Photos of the 2006 Boston Massacre
I follow the guidelines of buying PCGS/NGC/ANACS and old Green PCI (10-digit serial #) only. I buy raw only from a dealer that has earned and or proven his/herself to me.
Photos of the 2006 Boston Massacre
I follow the guidelines of buying PCGS/NGC/ANACS and old Green PCI (10-digit serial #) only. I buy raw only from a dealer that has earned and or proven his/herself to me. >>
I concur. Everyone out there, PLEASE, on key dates, DO YOUR HOMEWORK!!!!! Know the die characteristics of your key date coin and find them before making a purchase -- whether it's slabbed or not.
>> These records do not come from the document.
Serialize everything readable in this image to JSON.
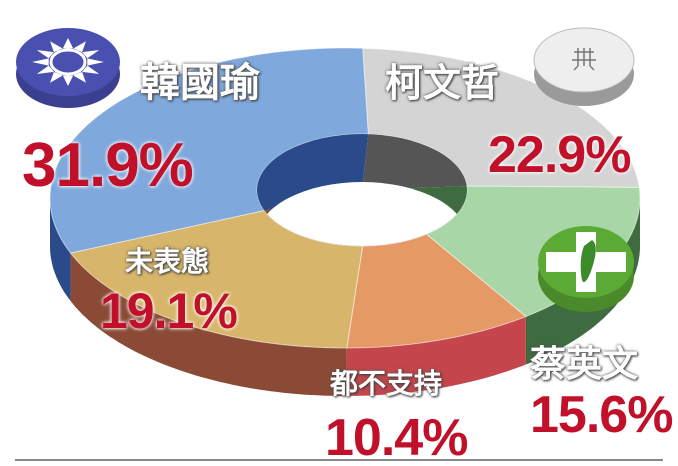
{
  "chart_data": {
    "type": "pie",
    "style": "3d-donut",
    "slices": [
      {
        "label": "柯文哲",
        "value": 22.9,
        "value_label": "22.9%",
        "color": "#d4d4d4",
        "side_color": "#5a5a5a",
        "logo": "white-party-logo-icon"
      },
      {
        "label": "蔡英文",
        "value": 15.6,
        "value_label": "15.6%",
        "color": "#a9d6a6",
        "side_color": "#3f6b40",
        "logo": "dpp-logo-icon"
      },
      {
        "label": "都不支持",
        "value": 10.4,
        "value_label": "10.4%",
        "color": "#e59a66",
        "side_color": "#c4454b"
      },
      {
        "label": "未表態",
        "value": 19.1,
        "value_label": "19.1%",
        "color": "#d7b56a",
        "side_color": "#8b4a36"
      },
      {
        "label": "韓國瑜",
        "value": 31.9,
        "value_label": "31.9%",
        "color": "#7fa8dc",
        "side_color": "#2a4a8a",
        "logo": "kmt-logo-icon"
      }
    ],
    "label_color": "#c0102a",
    "legend": "none"
  }
}
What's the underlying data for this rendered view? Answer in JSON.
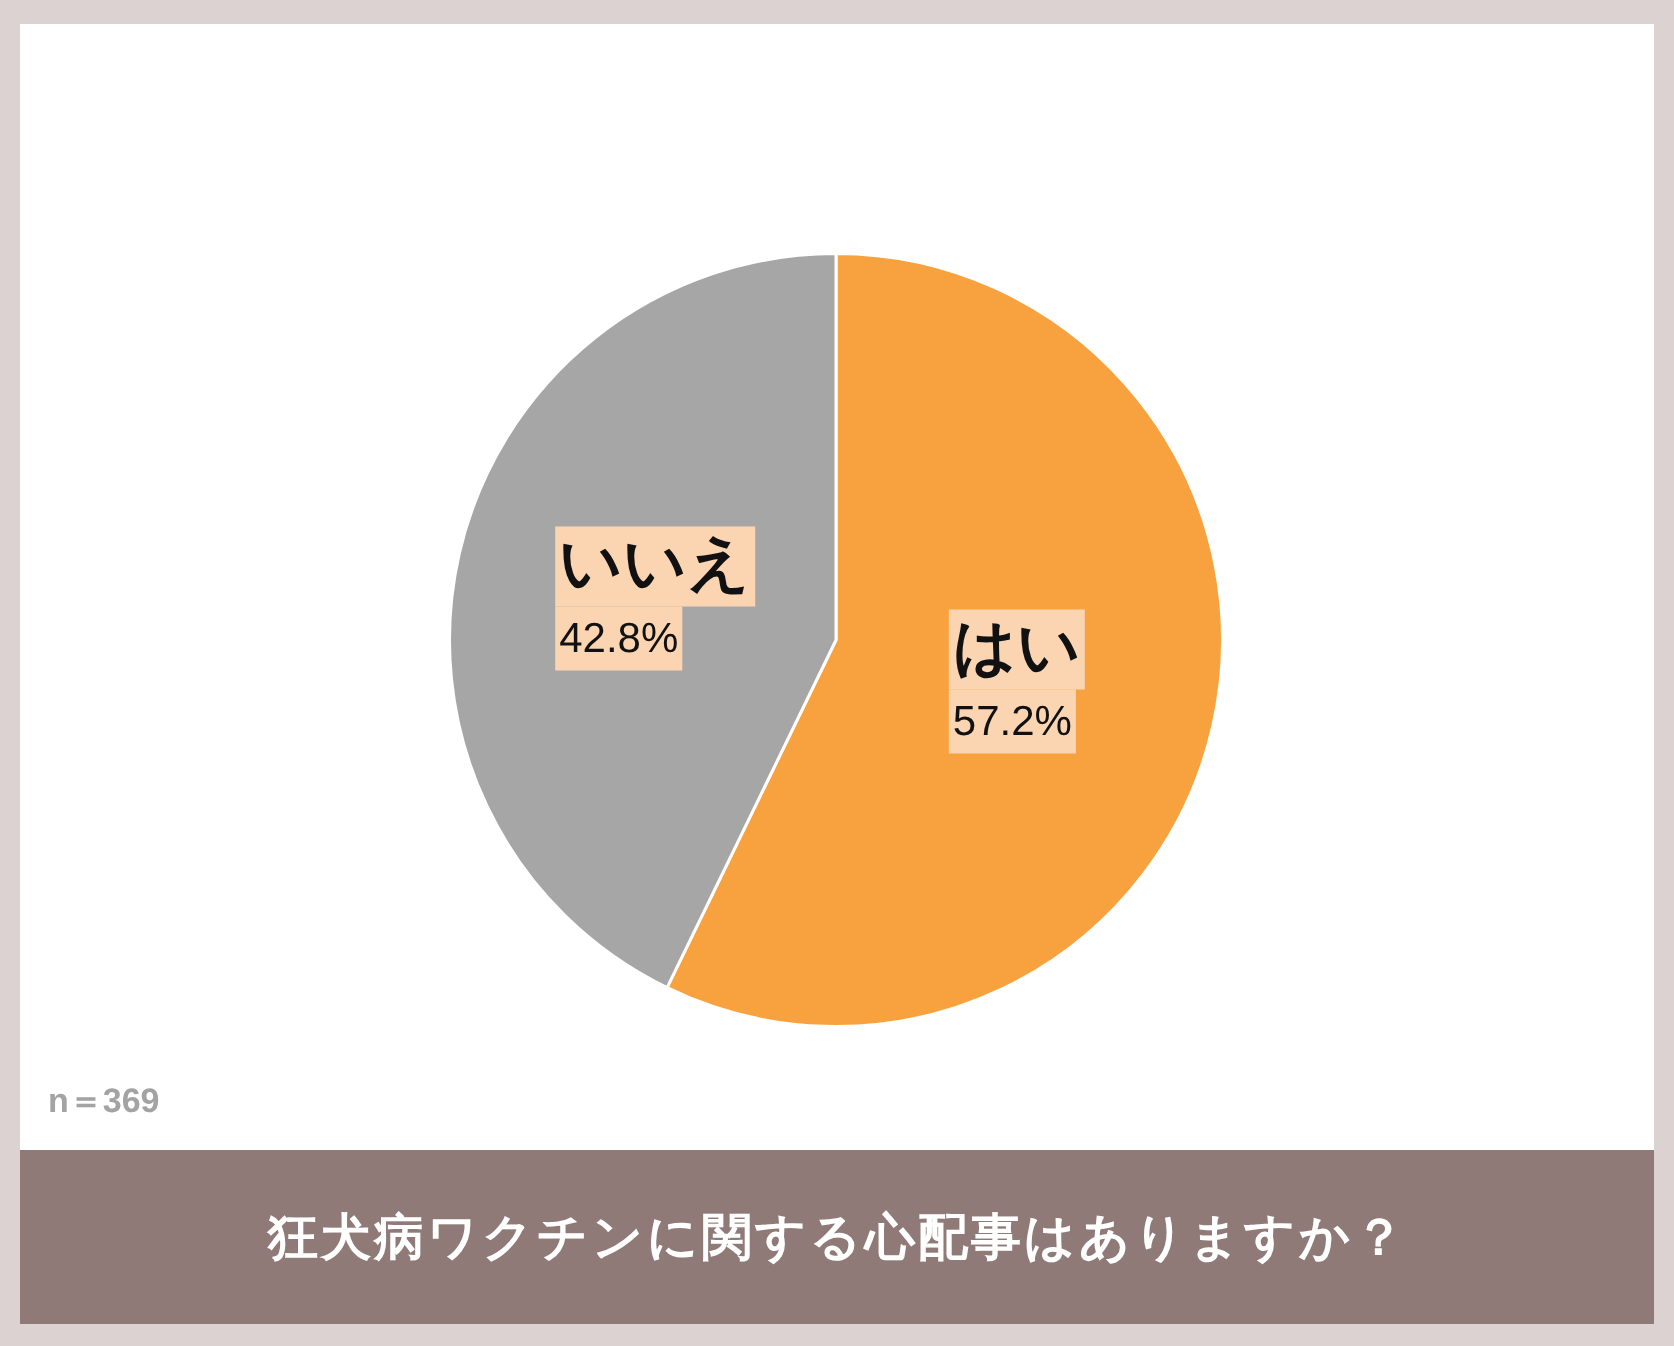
{
  "chart_data": {
    "type": "pie",
    "title": "狂犬病ワクチンに関する心配事はありますか？",
    "categories": [
      "はい",
      "いいえ"
    ],
    "values": [
      57.2,
      42.8
    ],
    "colors": [
      "#f7a23f",
      "#a6a6a6"
    ],
    "value_labels": [
      "57.2%",
      "42.8%"
    ],
    "annotations": [
      "n＝369"
    ]
  }
}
If you're not sure, buy slabbed by PCGS/NGC/ANACS or buy from a reputable dealer. PCG/NGC/ANACS do a much better job in counterfeit detection than the other grading companies. Even then, check it anyway. Know what to look for in a counterfeit coin BEFORE you make a purchase. Here are some things to look for:
- Size -- Is it the correct size? Many counterfeits are really just intentional copies, and are marked as such and/or are different sizes.
- Weight -- Is it the correct weight per the Red Book? Some counterfeits use an improper mixture of metals, resulting in incorrect weights.
- Finish -- Does it have pot marks, strange toning, and appears weakly struck? Some counterfeits are struck with fake dies using the wrong mix of metals.
- Mint Mark -- Does it appear to be placed on intentionally, or is it the wrong size for that date? Some counterfeits botch the job by using, for example, a large "S" when a small "S" is correct.
- Die characteristics -- Do these correspond to real dies? Some counterfeits do not catch all of the details of real dies.
Check out a Vanguard Roth IRA.
I also got a bodybag from ICG on an 1882 O/S Morgan for whizzing/cleaning. This was before I knew how to identify such coins.
PCGS - 1853 G $1 - Cleaned
PCGS - 1915s Pan-Pacific G $1 - Scratch
PCGS - 1872 G $21/2 - Rim Nicks
PCGS - 1875s 20-cent - Questionable Color
Jim
<< <i>Was just curious because you said your dad could not 'pop the D mint mark off' with his thumb. I don't understand this. A counterfeiter added that mintmark, how could you just pop it off? >>
In many cases the added mintmark is simply held on with a tiny spot of glue. Pressure applied from the side by a strong fingernail can sometimes pop these added mintmarks right off the coin. If it doesn't, a soak in water or acetone will often dissolve the glue. Some times the glue dries out and the mintmark just falls off on its own. There is a story about a 16-D dime an ACG slab out there with the D bouncing around loose in the slab.
By the way, I am still the only person here who WANTS to get Bodybags! Prefereably with information about when they were submitted.
<< <i>There is a story about a 16-D dime an ACG slab out there with the D bouncing around loose in the slab >>
I've never gotten a BB from ANACS, but pretty much have the entire "reason set" from PCGS - except PVC!